Concerning Companies House, which is the the United Kingdom’s registrar of companies, you might run across a company that is dormant, meaning it’s not doing business and doesn’t have income. This could signal a company is taking their time in development and is keeping quiet.
Investors/VCs Approach – Private investors and venture capitalists (VCs) provide funding for stealth mode startups, just like public-facing startups and you can search the portfolios of VCs. Investigate which VCs specialize in the specific sector of interest. This is easy to accomplish with simple Google searching and through access to reports provided by startup data platform providers. This type of report data can be helpful. For example, CB Insights data showed, in 2020, VCs that specialize in healthcare and software startups, are the “stealthiest.” Also NEA and Lightspeed are among the stealthiest VCs with others that include Versant Ventures, The Vertical Group, GGV Capital, Khosla Ventures, and Third Rock Ventures. A commonly known sign that a company is operating in stealth is when they are listed in a VC portfolio but otherwise there is very little about them, including a sparse website. In a twist to this thinking, venture firm Atomic, a company that founds and funds companies, in an interview with Techcrunch states they have founded many more companies than are listed on their website. They “have to keep [their] companies stealth because otherwise people will just copy them early on.”

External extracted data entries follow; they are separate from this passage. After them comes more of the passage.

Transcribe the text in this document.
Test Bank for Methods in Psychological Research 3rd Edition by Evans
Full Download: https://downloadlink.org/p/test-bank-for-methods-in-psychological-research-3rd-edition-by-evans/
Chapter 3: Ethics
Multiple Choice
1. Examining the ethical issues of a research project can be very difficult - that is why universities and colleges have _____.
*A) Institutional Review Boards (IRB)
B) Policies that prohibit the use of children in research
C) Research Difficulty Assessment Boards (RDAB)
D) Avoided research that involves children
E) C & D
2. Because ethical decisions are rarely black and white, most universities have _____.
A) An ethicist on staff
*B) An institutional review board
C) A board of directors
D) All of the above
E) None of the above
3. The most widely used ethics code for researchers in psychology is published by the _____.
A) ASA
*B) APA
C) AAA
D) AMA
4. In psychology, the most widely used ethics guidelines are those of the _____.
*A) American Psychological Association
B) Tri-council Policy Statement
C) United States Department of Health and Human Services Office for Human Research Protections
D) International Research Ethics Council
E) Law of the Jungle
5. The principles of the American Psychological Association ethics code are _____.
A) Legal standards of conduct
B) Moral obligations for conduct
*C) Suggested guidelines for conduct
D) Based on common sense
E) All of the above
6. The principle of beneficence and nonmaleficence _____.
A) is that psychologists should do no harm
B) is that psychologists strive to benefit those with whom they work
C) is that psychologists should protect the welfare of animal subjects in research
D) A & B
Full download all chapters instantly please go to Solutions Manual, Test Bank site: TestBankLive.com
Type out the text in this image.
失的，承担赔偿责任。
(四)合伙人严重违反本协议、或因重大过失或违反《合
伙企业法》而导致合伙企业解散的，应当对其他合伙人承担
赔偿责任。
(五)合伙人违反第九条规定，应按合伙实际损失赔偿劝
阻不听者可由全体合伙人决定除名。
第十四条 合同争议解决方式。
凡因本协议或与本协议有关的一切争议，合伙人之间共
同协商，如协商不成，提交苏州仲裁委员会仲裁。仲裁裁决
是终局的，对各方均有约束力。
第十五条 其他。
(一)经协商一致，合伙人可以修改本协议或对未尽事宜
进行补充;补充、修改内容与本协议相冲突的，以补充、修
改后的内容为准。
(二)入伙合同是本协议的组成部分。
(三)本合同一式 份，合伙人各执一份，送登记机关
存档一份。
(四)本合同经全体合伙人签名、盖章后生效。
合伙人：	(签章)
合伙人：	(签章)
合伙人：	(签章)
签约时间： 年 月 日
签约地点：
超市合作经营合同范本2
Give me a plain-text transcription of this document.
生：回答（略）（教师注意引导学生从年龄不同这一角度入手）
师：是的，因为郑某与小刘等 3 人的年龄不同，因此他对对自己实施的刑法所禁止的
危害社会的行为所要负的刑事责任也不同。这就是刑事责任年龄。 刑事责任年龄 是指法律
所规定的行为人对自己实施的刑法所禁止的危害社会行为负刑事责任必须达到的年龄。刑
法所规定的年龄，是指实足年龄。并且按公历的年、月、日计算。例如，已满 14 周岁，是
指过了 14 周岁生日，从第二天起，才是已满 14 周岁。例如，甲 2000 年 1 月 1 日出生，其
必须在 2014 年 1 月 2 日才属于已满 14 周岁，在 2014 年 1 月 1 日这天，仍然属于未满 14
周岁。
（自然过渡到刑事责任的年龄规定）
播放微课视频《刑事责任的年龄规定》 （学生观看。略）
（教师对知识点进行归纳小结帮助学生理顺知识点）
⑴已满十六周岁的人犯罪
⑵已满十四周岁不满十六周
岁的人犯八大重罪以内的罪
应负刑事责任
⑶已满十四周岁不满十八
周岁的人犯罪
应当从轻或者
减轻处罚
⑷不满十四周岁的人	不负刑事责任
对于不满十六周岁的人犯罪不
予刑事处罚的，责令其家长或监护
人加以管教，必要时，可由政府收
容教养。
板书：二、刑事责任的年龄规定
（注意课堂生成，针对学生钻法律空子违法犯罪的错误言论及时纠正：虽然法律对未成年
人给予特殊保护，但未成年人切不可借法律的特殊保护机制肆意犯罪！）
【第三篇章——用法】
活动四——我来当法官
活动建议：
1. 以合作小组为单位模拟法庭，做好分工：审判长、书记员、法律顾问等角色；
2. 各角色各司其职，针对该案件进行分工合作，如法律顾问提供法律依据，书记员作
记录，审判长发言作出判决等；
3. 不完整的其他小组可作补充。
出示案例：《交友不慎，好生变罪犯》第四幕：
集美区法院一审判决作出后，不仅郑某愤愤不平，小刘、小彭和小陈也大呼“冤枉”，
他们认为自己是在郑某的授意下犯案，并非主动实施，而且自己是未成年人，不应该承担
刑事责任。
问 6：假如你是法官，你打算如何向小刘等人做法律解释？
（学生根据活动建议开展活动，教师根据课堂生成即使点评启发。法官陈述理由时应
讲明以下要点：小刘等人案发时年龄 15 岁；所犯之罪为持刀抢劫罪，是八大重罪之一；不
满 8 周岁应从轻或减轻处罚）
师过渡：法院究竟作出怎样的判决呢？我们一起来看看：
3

Indirect Route Through Founder and Innovation Searching – You can glean information by looking into the CEO and or founder/co-founders. In LinkedIn, a founder will list the company as something like “Startup in Stealth Mode.” You can do a search (via LinkedIn or Google site search) including the terms founder stealth and the industry/sector of interest. From there, investigate the CEO/founder to determine past activities and current events and activities they are engaging in. A founder, even in stealth mode, still needs to consider marketing and will start communicating out and building a network (just like public facing) in the industry/sector being targeted. Innovative companies can be identified by their patent-seeking activity through resources provided by startup data platform providers, patent data providers like Derwent Innovation, and open access tools such as United States Patent and Trademark Office’s Patent Public Search tool, Espacenet (global patent database), and Google Patents.